I think some of the better stories deal with people who are trying to overcome their geeky situation by trying to be something they’re not, trying to affect a certain attitude or belief system that belongs to somebody else. And then it ends up just completely blowing up in their face, really backfiring. Some of the geeks in the stories are clearly victims – fate is unkind to them – but then some of them are agents of their own undoing. I think those stories are the more interesting ones than just, “I got beat up.” Well, why did you get beat up? “I didn’t deserve to get beat up, but I sort of did something that kind of led to it.”
Do you ever worry that some of these submissions might be fakes?
I do worry about that. I use the honor system and hope that people are straightforward with me. I think the fact that I only run a fraction of the stories that I get kind of helps insure that I’m not doing fake ones, or so I hope. Another thing I do is, if I get a story I like, I write the person back and I ask them a lot of questions about it: “Clarify this in your story,” “What did you look like at the time,” that kind of thing. Most people who send me a story that I’m interested in will write me back and give me all these details, so I glean from that that they’re on the level.
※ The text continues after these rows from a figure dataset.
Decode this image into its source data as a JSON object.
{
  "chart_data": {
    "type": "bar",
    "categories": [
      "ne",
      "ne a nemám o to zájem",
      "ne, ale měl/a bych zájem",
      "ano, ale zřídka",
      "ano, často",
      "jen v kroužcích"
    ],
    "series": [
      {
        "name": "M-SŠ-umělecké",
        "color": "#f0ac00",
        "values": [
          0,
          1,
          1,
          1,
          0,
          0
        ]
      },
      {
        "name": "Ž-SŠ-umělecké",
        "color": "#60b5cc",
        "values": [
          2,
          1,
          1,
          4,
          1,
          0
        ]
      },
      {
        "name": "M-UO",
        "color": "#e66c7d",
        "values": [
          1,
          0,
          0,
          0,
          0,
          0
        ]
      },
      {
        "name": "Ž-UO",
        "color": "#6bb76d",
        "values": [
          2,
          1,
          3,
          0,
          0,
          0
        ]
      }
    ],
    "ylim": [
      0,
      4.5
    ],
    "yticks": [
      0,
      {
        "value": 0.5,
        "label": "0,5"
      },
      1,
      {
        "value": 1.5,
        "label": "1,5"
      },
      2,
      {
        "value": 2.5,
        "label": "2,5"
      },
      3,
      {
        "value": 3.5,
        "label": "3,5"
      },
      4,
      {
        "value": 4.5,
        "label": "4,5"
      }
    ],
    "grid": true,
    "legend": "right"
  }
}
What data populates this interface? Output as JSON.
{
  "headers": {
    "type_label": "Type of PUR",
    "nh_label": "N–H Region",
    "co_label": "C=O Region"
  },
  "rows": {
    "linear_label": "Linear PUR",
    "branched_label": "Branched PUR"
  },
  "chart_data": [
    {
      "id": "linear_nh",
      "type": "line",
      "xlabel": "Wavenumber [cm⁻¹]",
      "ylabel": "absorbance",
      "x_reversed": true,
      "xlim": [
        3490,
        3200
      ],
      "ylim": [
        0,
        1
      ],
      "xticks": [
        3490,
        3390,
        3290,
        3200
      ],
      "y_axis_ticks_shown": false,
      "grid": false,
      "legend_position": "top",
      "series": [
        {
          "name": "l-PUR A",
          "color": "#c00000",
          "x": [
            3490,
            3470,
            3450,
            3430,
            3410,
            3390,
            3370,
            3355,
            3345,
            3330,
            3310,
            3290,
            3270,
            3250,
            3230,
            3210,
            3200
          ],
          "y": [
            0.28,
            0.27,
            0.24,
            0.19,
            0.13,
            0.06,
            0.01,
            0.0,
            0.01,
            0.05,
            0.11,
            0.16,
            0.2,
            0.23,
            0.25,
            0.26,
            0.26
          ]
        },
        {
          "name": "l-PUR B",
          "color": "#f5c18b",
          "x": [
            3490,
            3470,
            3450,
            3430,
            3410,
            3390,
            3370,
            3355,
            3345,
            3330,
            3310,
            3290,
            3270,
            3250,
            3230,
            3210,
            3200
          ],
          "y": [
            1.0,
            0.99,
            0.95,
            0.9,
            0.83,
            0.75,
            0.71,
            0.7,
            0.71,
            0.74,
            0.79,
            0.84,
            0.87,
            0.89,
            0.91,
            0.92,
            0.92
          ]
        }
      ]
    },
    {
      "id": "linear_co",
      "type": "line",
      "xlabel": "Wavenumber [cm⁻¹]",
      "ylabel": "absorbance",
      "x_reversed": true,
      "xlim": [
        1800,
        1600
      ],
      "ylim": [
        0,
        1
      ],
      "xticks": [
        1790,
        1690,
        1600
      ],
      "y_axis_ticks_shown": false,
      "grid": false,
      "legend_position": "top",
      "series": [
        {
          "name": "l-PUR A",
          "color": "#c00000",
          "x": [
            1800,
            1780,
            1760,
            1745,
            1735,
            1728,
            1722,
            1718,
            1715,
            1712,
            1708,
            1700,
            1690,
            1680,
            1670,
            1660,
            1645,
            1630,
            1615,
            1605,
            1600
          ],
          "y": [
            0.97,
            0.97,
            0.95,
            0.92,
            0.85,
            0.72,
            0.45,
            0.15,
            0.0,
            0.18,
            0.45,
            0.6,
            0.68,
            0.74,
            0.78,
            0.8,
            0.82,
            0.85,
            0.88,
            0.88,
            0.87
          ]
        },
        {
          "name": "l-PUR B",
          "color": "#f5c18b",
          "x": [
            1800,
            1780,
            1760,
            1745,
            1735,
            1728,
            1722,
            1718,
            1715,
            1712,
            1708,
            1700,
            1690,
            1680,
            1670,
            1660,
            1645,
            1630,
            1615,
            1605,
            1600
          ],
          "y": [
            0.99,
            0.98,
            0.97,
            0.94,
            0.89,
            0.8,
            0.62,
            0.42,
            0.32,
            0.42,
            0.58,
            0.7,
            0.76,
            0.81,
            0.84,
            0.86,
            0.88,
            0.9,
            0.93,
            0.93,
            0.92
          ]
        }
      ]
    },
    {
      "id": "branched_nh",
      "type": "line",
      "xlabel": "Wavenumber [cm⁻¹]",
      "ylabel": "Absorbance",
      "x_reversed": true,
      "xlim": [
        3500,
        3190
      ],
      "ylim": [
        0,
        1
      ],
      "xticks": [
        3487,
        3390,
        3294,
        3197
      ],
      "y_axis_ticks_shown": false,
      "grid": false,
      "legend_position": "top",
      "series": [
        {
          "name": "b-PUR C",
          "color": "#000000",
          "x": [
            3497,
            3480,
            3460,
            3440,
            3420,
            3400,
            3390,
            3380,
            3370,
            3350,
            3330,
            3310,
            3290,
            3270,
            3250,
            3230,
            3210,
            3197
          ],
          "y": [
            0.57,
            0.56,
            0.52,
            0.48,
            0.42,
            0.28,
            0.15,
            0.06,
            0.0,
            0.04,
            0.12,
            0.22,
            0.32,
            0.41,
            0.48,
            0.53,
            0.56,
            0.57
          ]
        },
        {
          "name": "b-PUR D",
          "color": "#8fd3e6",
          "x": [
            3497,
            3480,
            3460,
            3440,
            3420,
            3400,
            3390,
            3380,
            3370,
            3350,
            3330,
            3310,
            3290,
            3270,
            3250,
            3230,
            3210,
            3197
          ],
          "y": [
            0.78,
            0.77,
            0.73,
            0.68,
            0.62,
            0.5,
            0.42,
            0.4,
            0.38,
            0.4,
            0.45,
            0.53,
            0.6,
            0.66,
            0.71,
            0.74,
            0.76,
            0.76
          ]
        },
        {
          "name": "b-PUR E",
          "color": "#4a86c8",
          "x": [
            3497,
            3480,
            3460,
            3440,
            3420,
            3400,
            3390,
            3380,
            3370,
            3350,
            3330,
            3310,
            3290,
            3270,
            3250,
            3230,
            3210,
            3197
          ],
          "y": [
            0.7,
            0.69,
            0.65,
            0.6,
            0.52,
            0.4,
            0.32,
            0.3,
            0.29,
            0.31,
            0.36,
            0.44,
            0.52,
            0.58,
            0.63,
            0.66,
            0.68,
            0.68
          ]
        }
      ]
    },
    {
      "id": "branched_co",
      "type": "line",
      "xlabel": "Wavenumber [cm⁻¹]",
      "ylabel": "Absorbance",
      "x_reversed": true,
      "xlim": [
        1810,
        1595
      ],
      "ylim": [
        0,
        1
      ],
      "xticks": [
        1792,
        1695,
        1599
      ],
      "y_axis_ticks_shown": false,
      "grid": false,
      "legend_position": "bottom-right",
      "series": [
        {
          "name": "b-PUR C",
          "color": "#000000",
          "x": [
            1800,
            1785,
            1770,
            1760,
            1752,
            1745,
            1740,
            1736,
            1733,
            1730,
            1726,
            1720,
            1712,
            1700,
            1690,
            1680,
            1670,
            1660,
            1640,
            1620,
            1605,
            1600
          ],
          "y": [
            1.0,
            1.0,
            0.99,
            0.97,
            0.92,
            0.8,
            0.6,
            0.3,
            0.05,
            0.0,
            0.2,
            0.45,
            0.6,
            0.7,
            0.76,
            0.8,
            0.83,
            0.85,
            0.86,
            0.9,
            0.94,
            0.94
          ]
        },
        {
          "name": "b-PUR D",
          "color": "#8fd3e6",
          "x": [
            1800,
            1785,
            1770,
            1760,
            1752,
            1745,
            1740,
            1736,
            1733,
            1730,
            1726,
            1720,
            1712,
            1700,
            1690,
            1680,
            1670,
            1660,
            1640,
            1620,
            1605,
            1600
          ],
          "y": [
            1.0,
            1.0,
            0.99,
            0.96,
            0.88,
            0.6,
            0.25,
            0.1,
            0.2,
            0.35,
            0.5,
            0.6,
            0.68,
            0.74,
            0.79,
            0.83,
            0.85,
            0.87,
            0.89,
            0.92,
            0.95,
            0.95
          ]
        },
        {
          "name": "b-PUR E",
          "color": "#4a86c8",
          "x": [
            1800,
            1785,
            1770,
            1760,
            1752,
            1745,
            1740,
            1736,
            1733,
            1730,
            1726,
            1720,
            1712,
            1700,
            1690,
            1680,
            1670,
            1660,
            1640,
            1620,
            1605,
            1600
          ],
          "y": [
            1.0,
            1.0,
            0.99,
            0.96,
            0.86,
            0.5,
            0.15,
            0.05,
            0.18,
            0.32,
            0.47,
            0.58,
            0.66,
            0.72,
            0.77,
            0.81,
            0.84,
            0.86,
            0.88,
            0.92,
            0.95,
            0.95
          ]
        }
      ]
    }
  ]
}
Have people put these incidents behind them, or do you think they’re still obsessed by them?
Geek stories are the stories that everybody remembers, but either don’t want to tell or don’t know exactly how to tell them because they can be so weird or bizarre. I think they’re the types of stories that you don’t even want to tell your friends, because you just know that they’ll use them against you in some way. So I think the strip is a nice way to be able to do that – you can also submit your stories anonymously.
The pain is still there, definitely, but they also a sense of humor about it, in general. That’s what’s cool about most of my readers – they get it: “This really scarred me when I was a teenager, but reading these stories, maybe I can finally get over this.” It’s not like they’re terribly tragic stories. I don’t do anything too horrible – it does have that element of black humor to it.
So has the strip become part of the healing process for some of these people?
I hope so. I gotta say, that wasn’t the original reason why I started the strip – I just wanted to do something every week that was kind of different and funny. I didn’t create the strip to make fun of these people, but at the same time I can’t deny getting sort of a charge out of their stories. I do laugh at their misfortune, I’ve got to admit – not in a ridiculing way, but I do see what’s funny about it. I think you have to, otherwise you have no sense of humor and life’s just a big slog for you.